Navy ship crashes: Worse than you thought!

In retrospect, it's a wonder the Navy hasn't had more accidents.

With our studios next door to the D.C. Metropolitan Police District 2 station, I watch daily as motorcycle cops come and go on Idaho Ave. NW. They don’t let just anyone join a police motorcycle unit, even if you slammed dirt bikes on your uncle’s farm since the age of six. To the contrary, it requires intense training and periodic re-training, all followed by tricky road tests supervised by tough old dudes with pot bellies. The best two-wheeled officers  can make 1,000-pound motorcycles do what looks impossible to us regular riders.

So it is with naval ships. No news here. Skippering a U.S. Navy vessel is a serious and extremely demanding deal. If a motorcycle cop scrapes his floorboard on a sharp turn, no big deal. If a Navy captain scrapes bottom with his ship, it’s off to a desk job.

If nothing else, the armed services are training-training-training organizations. I watched a video the other day showing preparation of a B-52 for a mission. This requires what looked like a dozen people on the ground all doing precision movements with complicated equipment. One goof and you could bend a crucial mount or punch a hole in the skin.

Yet today two admirals will appear before the House Armed Services Committee to explain why neither of two 7th Fleet ships involved in fatal collisions were certified in the missions they were conducting. Also testifying will be John Pendleton of the Government Accountability Office. His group has published many audits looking at everything from ship construction snafus to crews and operations.

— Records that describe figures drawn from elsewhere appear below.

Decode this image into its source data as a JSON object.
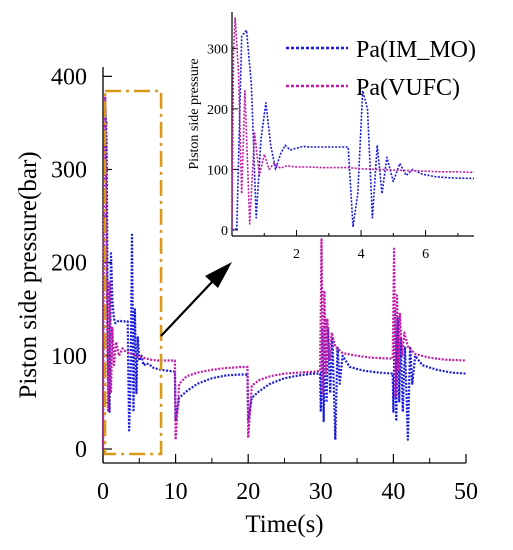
{
  "chart_data": [
    {
      "type": "line",
      "xlabel": "Time(s)",
      "ylabel": "Piston side pressure(bar)",
      "xlim": [
        0,
        50
      ],
      "ylim": [
        -15,
        410
      ],
      "xticks": [
        0,
        10,
        20,
        30,
        40,
        50
      ],
      "yticks": [
        0,
        100,
        200,
        300,
        400
      ],
      "highlight_box_x": [
        0,
        8
      ],
      "series": [
        {
          "name": "Pa(IM_MO)",
          "color": "#1a1ad9",
          "style": "dotted",
          "x": [
            0,
            0.1,
            0.3,
            0.5,
            0.7,
            0.9,
            1.1,
            1.3,
            1.5,
            1.7,
            2.0,
            2.3,
            2.6,
            3.0,
            3.4,
            3.6,
            3.8,
            4.0,
            4.2,
            4.4,
            4.6,
            4.8,
            5.0,
            5.3,
            5.6,
            6.0,
            6.5,
            7.0,
            7.5,
            8.0,
            9.0,
            9.9,
            10.0,
            10.5,
            11.5,
            13,
            15,
            17,
            19,
            19.9,
            20.0,
            20.5,
            21.5,
            23,
            25,
            27,
            29,
            29.9,
            30.0,
            30.2,
            30.4,
            30.6,
            30.8,
            31.0,
            31.3,
            31.6,
            32.0,
            32.3,
            32.6,
            33,
            34,
            36,
            38,
            39.9,
            40.0,
            40.2,
            40.4,
            40.6,
            40.8,
            41.0,
            41.3,
            41.6,
            42.0,
            42.3,
            42.6,
            43,
            44,
            46,
            48,
            50
          ],
          "y": [
            0,
            220,
            375,
            330,
            80,
            40,
            210,
            160,
            140,
            135,
            137,
            138,
            137,
            137,
            137,
            20,
            70,
            230,
            40,
            150,
            60,
            120,
            95,
            100,
            90,
            92,
            90,
            87,
            86,
            85,
            84,
            83,
            30,
            55,
            62,
            70,
            76,
            79,
            80,
            80,
            30,
            55,
            62,
            70,
            76,
            79,
            81,
            81,
            40,
            130,
            30,
            140,
            50,
            130,
            60,
            120,
            10,
            110,
            70,
            100,
            88,
            84,
            82,
            81,
            40,
            150,
            30,
            140,
            50,
            120,
            40,
            110,
            10,
            110,
            70,
            100,
            90,
            85,
            82,
            81
          ]
        },
        {
          "name": "Pa(VUFC)",
          "color": "#c01aa6",
          "style": "dotted",
          "x": [
            0,
            0.1,
            0.3,
            0.5,
            0.7,
            0.9,
            1.1,
            1.3,
            1.5,
            1.8,
            2.2,
            2.7,
            3.2,
            3.8,
            4.5,
            5.5,
            6.5,
            7.5,
            8.5,
            9.9,
            10.0,
            10.5,
            11.5,
            13,
            15,
            17,
            19,
            19.9,
            20.0,
            20.5,
            21.5,
            23,
            25,
            27,
            29,
            29.9,
            30.0,
            30.1,
            30.3,
            30.5,
            30.7,
            30.9,
            31.2,
            31.5,
            32.0,
            33,
            35,
            37,
            39.9,
            40.0,
            40.1,
            40.3,
            40.5,
            40.7,
            40.9,
            41.2,
            41.5,
            42.0,
            43,
            45,
            47,
            50
          ],
          "y": [
            0,
            250,
            380,
            200,
            40,
            180,
            60,
            130,
            90,
            115,
            100,
            108,
            104,
            103,
            100,
            98,
            96,
            95,
            95,
            95,
            10,
            70,
            78,
            82,
            85,
            87,
            88,
            88,
            12,
            68,
            74,
            78,
            81,
            82,
            83,
            84,
            150,
            225,
            60,
            170,
            80,
            140,
            95,
            125,
            110,
            103,
            100,
            98,
            97,
            155,
            215,
            55,
            165,
            85,
            145,
            100,
            125,
            110,
            102,
            98,
            96,
            95
          ]
        }
      ]
    },
    {
      "type": "line",
      "ylabel": "Piston side pressure",
      "xlim": [
        0,
        7.5
      ],
      "ylim": [
        -10,
        360
      ],
      "xticks": [
        2,
        4,
        6
      ],
      "yticks": [
        0,
        100,
        200,
        300
      ],
      "series": [
        {
          "name": "Pa(IM_MO)",
          "color": "#1a1ad9",
          "style": "dotted",
          "x": [
            0,
            0.15,
            0.3,
            0.45,
            0.6,
            0.75,
            0.9,
            1.05,
            1.2,
            1.35,
            1.5,
            1.65,
            1.8,
            2.0,
            2.2,
            2.4,
            2.6,
            2.8,
            3.0,
            3.3,
            3.6,
            3.75,
            3.9,
            4.05,
            4.2,
            4.35,
            4.5,
            4.65,
            4.8,
            5.0,
            5.2,
            5.4,
            5.6,
            5.9,
            6.3,
            6.8,
            7.5
          ],
          "y": [
            0,
            2,
            320,
            330,
            240,
            20,
            150,
            210,
            140,
            100,
            125,
            140,
            132,
            135,
            138,
            137,
            137,
            137,
            137,
            137,
            137,
            5,
            60,
            230,
            200,
            20,
            140,
            60,
            120,
            80,
            110,
            90,
            100,
            92,
            88,
            86,
            85
          ]
        },
        {
          "name": "Pa(VUFC)",
          "color": "#c01aa6",
          "style": "dotted",
          "x": [
            0,
            0.05,
            0.1,
            0.2,
            0.3,
            0.4,
            0.55,
            0.7,
            0.85,
            1.0,
            1.15,
            1.3,
            1.5,
            1.7,
            2.0,
            2.4,
            2.8,
            3.2,
            3.6,
            4.0,
            4.5,
            5.0,
            5.5,
            6.0,
            6.5,
            7.0,
            7.5
          ],
          "y": [
            0,
            300,
            350,
            260,
            60,
            230,
            10,
            160,
            90,
            125,
            100,
            110,
            102,
            106,
            104,
            104,
            103,
            103,
            103,
            101,
            100,
            99,
            98,
            97,
            96,
            96,
            95
          ]
        }
      ]
    }
  ]
}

A GAO report from May points out that the Navy has been reducing ship staffing since 2001. Somewhere along the line the work week went from 67 hours to 70. That cut personnel costs but started driving up maintenance costs. Under “optimal manning”, automation technology was supposed to make up for smaller crews. In fact, crew sizes crept up because the productivity yields from technology never materialized.

So why lengthen the workweek?

It turns out, starting in 2010 the Navy reviewed “optimal manning” and restored some of the ship-board positions by 2015. One reason is injury rates also rose in the so-called optimal period. But it kept the 70-hour workweek. A subsequent Navy review, the GAO reports found this eye-popper:

“Sailors were on duty 108 hours a week, exceeding their weekly on-duty allocation of 81 hours. This on-duty time included 90 hours of productive work—20 hours per week more than the 70 hours that is allotted in the standard workweek. This, in turn, reduced the time available for rest and resulted in sailors spending less time sleeping than was allotted, a situation that the study noted could encourage a poor safety culture.” A 2014 Navy study found a persistent problem in obtaining sufficient billets to properly man its ships. In turns out, during much of that on-board overtime, the more senior or experienced crew members are training the less-experienced, instead of sleeping. Which means ships leave port with pre-existing training gaps.

See where this is going?

In recent years, deployments have grown longer and more frequent, as noted by analyst and former Navy officer Bryan Clark in my recent interview with him.

It all adds up to an overworked and understaffed Navy, now sending ships in to crowded, contested waters without having met the Navy’s own certification standards. If the police won’t send a single officer out on a $25,000 motorcycle without the proper training and certification, why should the Navy send out a billion dollar ship with 2,600 sailors aboard who aren’t all trained sufficiently? The question has neither a single answer, nor a single goat on which to load the blame. It’s proof, though, that the concept of doing more with less is a fool’s errand.